Reversible and irreversible evincing of Rehbinder effect in polymer systems

Abstract

Changing polyethyleneterephthalate film properties by means of their treatment with solvents comprising crystallizing and non-crystallizing components has been studied. It has been found that under the influence of the solvent a microheterogeneous defect structure (and in a narrow range of modifying solvent concentrations, microporous structure) appears.
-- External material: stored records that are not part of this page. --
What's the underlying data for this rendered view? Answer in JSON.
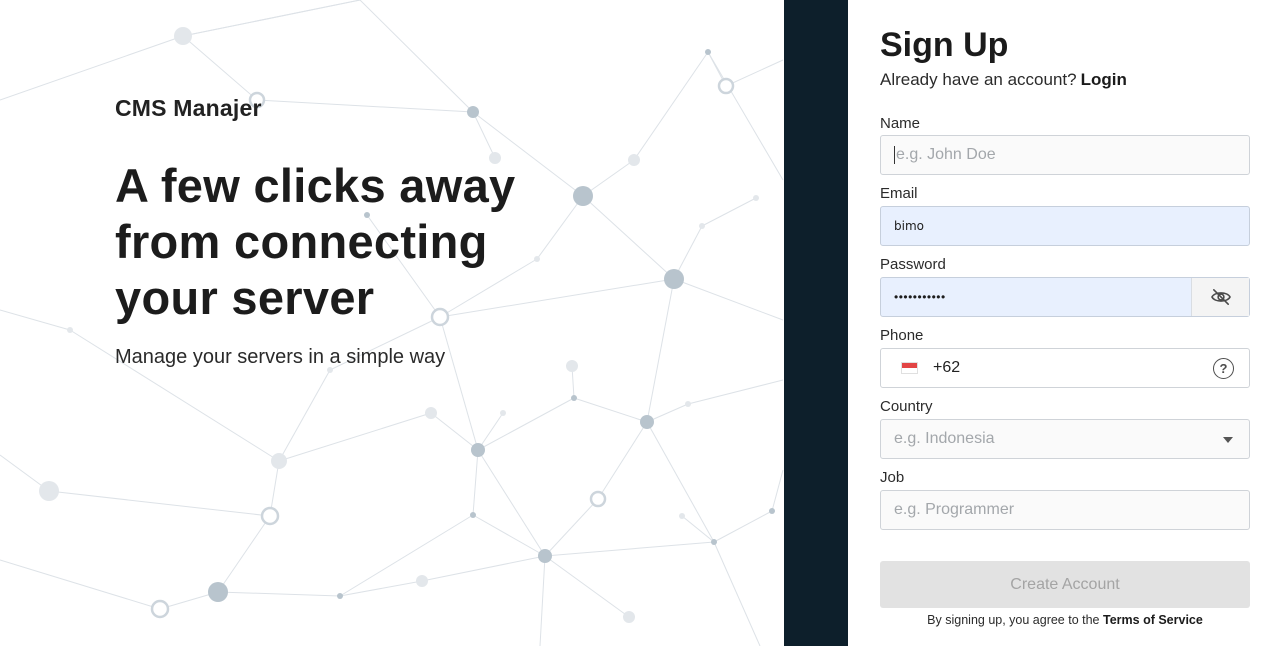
{
  "hero": {
    "brand": "CMS Manajer",
    "headline": [
      "A few clicks away",
      "from connecting",
      "your server"
    ],
    "tagline": "Manage your servers in a simple way"
  },
  "form": {
    "title": "Sign Up",
    "login_prompt": "Already have an account?",
    "login_link": "Login",
    "fields": {
      "name": {
        "label": "Name",
        "placeholder": "e.g. John Doe",
        "value": ""
      },
      "email": {
        "label": "Email",
        "value": "bimo"
      },
      "password": {
        "label": "Password",
        "value": "•••••••••••"
      },
      "phone": {
        "label": "Phone",
        "country_code": "+62"
      },
      "country": {
        "label": "Country",
        "placeholder": "e.g. Indonesia"
      },
      "job": {
        "label": "Job",
        "placeholder": "e.g. Programmer"
      }
    },
    "submit_label": "Create Account",
    "terms_prefix": "By signing up, you agree to the",
    "terms_link": "Terms of Service"
  },
  "colors": {
    "strip": "#0d1f2b",
    "autofill": "#e8f0fe",
    "button_disabled": "#e2e2e2",
    "network_line": "#d6dce2",
    "network_node": "#aebcc7"
  },
  "icons": [
    "eye-off-icon",
    "indonesia-flag-icon",
    "help-circle-icon",
    "chevron-down-icon"
  ]
}
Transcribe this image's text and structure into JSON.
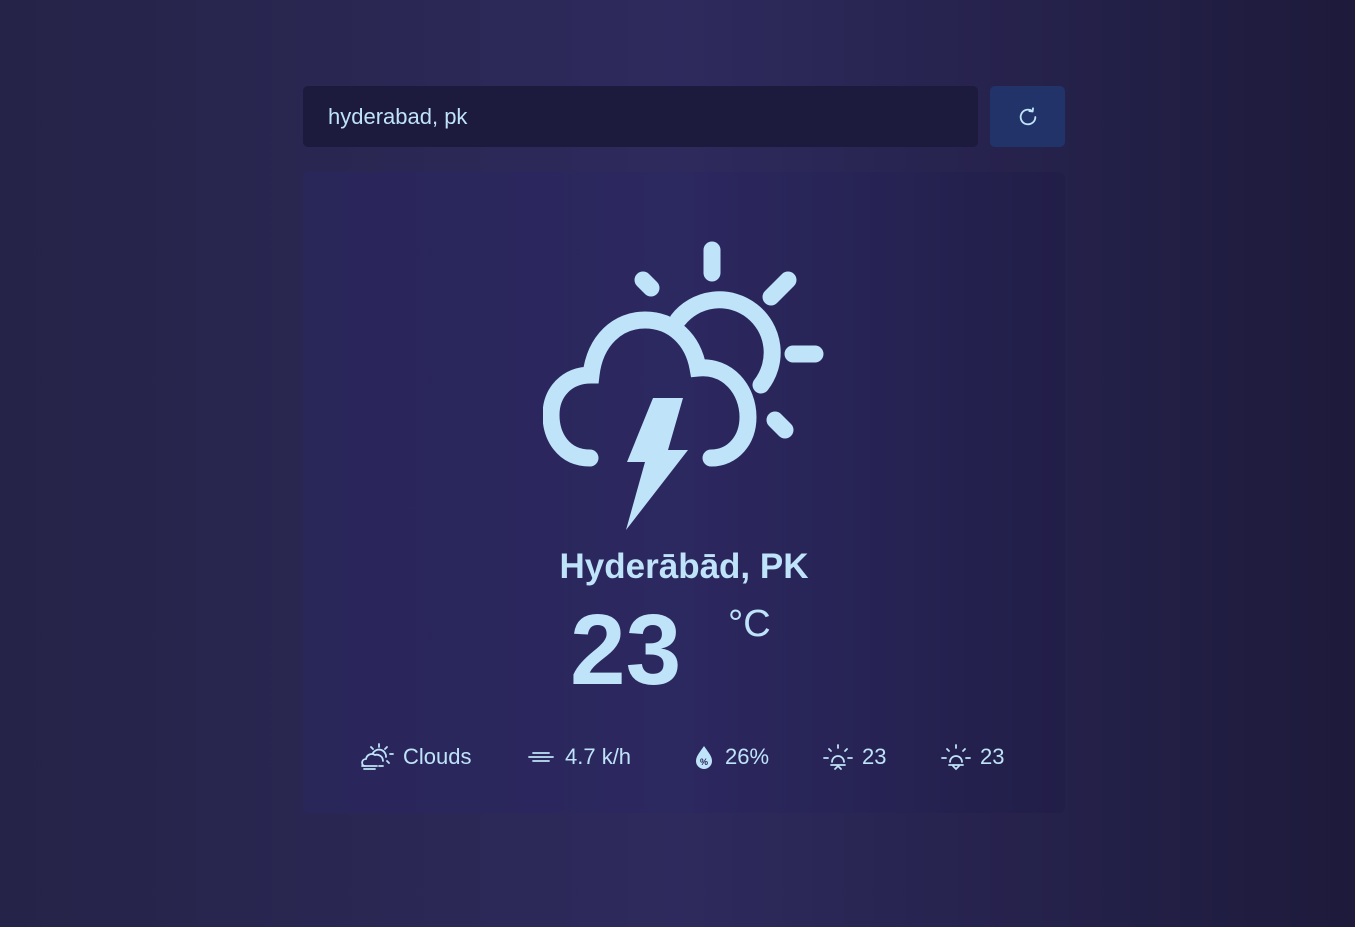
{
  "search": {
    "value": "hyderabad, pk",
    "placeholder": ""
  },
  "refresh": {
    "icon": "refresh-icon"
  },
  "weather": {
    "icon": "thunderstorm-sun-icon",
    "city": "Hyderābād, PK",
    "temperature": "23",
    "unit": "°C"
  },
  "stats": {
    "condition": {
      "icon": "cloud-sun-icon",
      "value": "Clouds"
    },
    "wind": {
      "icon": "wind-icon",
      "value": "4.7 k/h"
    },
    "humidity": {
      "icon": "humidity-drop-icon",
      "value": "26%"
    },
    "temp_max": {
      "icon": "sunrise-icon",
      "value": "23"
    },
    "temp_min": {
      "icon": "sunset-icon",
      "value": "23"
    }
  },
  "colors": {
    "accent": "#bfe3f8",
    "input_bg": "#1c1a3d",
    "button_bg": "#22336a",
    "card_bg": "#29265a"
  }
}
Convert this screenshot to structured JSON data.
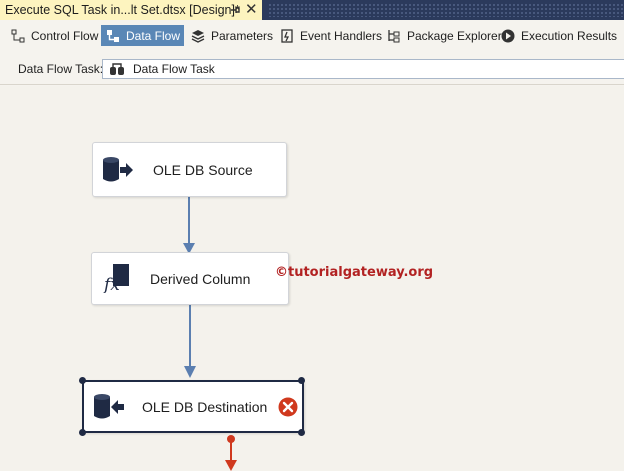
{
  "document_tab": {
    "title": "Execute SQL Task in...lt Set.dtsx [Design]*",
    "pin_icon": "pin-icon",
    "close_glyph": "✕"
  },
  "designer_tabs": [
    {
      "label": "Control Flow",
      "icon": "control-flow-icon",
      "active": false
    },
    {
      "label": "Data Flow",
      "icon": "data-flow-icon",
      "active": true
    },
    {
      "label": "Parameters",
      "icon": "parameters-icon",
      "active": false
    },
    {
      "label": "Event Handlers",
      "icon": "event-handlers-icon",
      "active": false
    },
    {
      "label": "Package Explorer",
      "icon": "package-explorer-icon",
      "active": false
    },
    {
      "label": "Execution Results",
      "icon": "execution-results-icon",
      "active": false
    }
  ],
  "task_selector": {
    "label": "Data Flow Task:",
    "value": "Data Flow Task",
    "icon": "data-flow-task-icon"
  },
  "components": [
    {
      "label": "OLE DB Source",
      "icon": "ole-db-source-icon",
      "status": "ok"
    },
    {
      "label": "Derived Column",
      "icon": "derived-column-icon",
      "status": "ok"
    },
    {
      "label": "OLE DB Destination",
      "icon": "ole-db-destination-icon",
      "status": "error"
    }
  ],
  "watermark": "©tutorialgateway.org",
  "colors": {
    "tab_active_bg": "#5a87b6",
    "document_tab_bg": "#fdf4bf",
    "title_bar_bg": "#2b3a5c",
    "data_path": "#5b7fb0",
    "error_path": "#d0391e",
    "error_badge": "#d0391e"
  }
}
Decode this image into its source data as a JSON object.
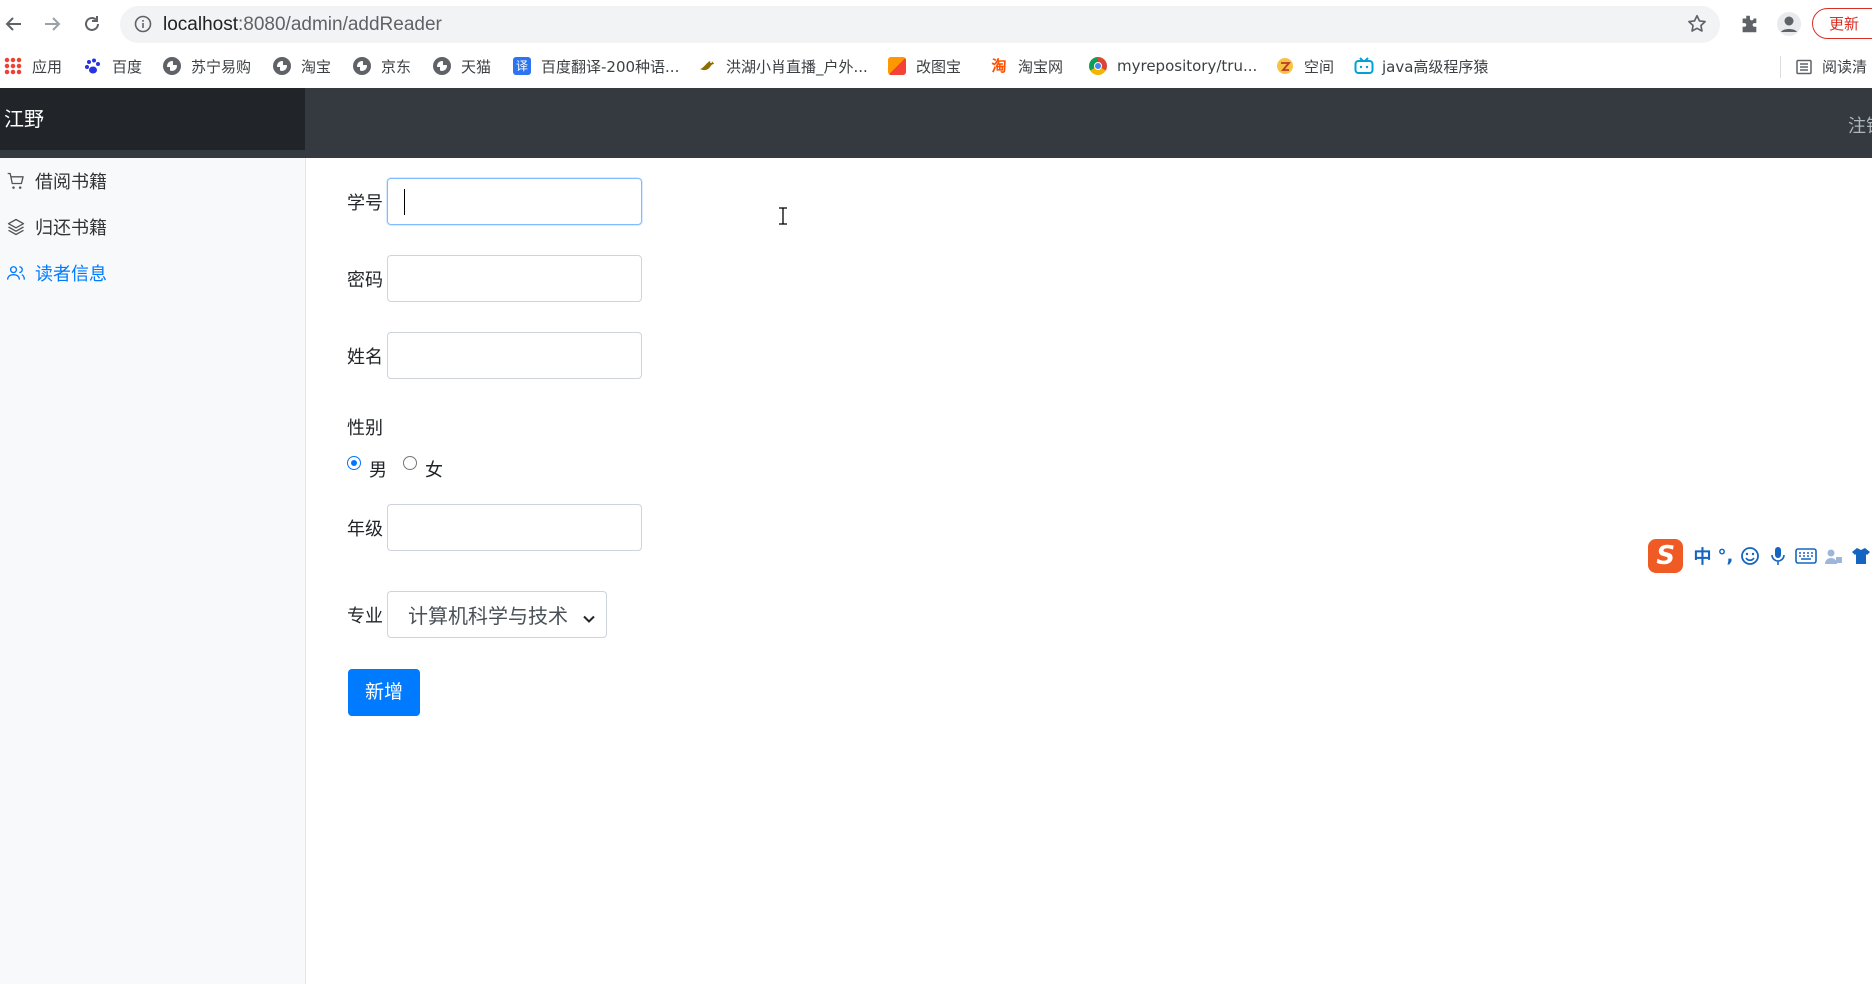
{
  "browser": {
    "url_host": "localhost",
    "url_rest": ":8080/admin/addReader",
    "update_label": "更新",
    "bookmarks": [
      {
        "label": "应用",
        "icon": "apps-grid-icon"
      },
      {
        "label": "百度",
        "icon": "baidu-paw-icon"
      },
      {
        "label": "苏宁易购",
        "icon": "globe-icon"
      },
      {
        "label": "淘宝",
        "icon": "globe-icon"
      },
      {
        "label": "京东",
        "icon": "globe-icon"
      },
      {
        "label": "天猫",
        "icon": "globe-icon"
      },
      {
        "label": "百度翻译-200种语...",
        "icon": "translate-icon"
      },
      {
        "label": "洪湖小肖直播_户外...",
        "icon": "bird-icon"
      },
      {
        "label": "改图宝",
        "icon": "image-edit-icon"
      },
      {
        "label": "淘宝网",
        "icon": "taobao-icon"
      },
      {
        "label": "myrepository/tru...",
        "icon": "chrome-logo-icon"
      },
      {
        "label": "空间",
        "icon": "qzone-icon"
      },
      {
        "label": "java高级程序猿",
        "icon": "bilibili-icon"
      }
    ],
    "reading_list_label": "阅读清"
  },
  "app": {
    "brand": "江野",
    "header_right": "注销",
    "sidebar": [
      {
        "label": "借阅书籍",
        "icon": "cart-icon",
        "active": false
      },
      {
        "label": "归还书籍",
        "icon": "layers-icon",
        "active": false
      },
      {
        "label": "读者信息",
        "icon": "users-icon",
        "active": true
      }
    ],
    "form": {
      "student_id_label": "学号",
      "student_id_value": "",
      "password_label": "密码",
      "name_label": "姓名",
      "gender_label": "性别",
      "gender_options": [
        "男",
        "女"
      ],
      "gender_selected": "男",
      "grade_label": "年级",
      "major_label": "专业",
      "major_selected": "计算机科学与技术",
      "submit_label": "新增"
    }
  },
  "ime": {
    "logo": "S",
    "mode": "中",
    "punct": "°,"
  },
  "colors": {
    "primary": "#007bff",
    "header_bg": "#343a40",
    "brand_bg": "#212529",
    "sidebar_bg": "#f8f9fa",
    "update_red": "#d93025",
    "ime_orange": "#f05a24"
  }
}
Studying the structure is of a special interest because it opens up an opportunity to intensify transmembrane fluxes. The cause of micropore appearance is developing of internal stretching tensions locally exceeding material’s strength lowered by the adsorption active medium. Permeability and selectivity autooscillations have been detected in the process of evaporation of binary mixtures of low molecular weight solvents through an asymmetric polyvinyltrimethylsilane membrane. The autooscillations were caused by a reversible evincing of Rehbinder effect: periodic emergence and collapse of micropores in the membrane’s active layer. Reversible structural transitions play the role of a feed-back relay controlling switching the fluxes in the pores on and off. Conductometric measurements of swelling of chitosan in water vapour have been carried out. Gradual evolution of kinetic instabilities and macrofluctuations (stochastic autooscillations) of local (belonging to infinite clusters) sorbate concentrations were observed as variations of electrical current. The phenomenon is connected with a course of relaxation processes resulting in induced porosity genesis. There were no macrofluctuations if the polymer had a relaxed structure. Wavelet analysis was applied for characterization of the swelling dynamics.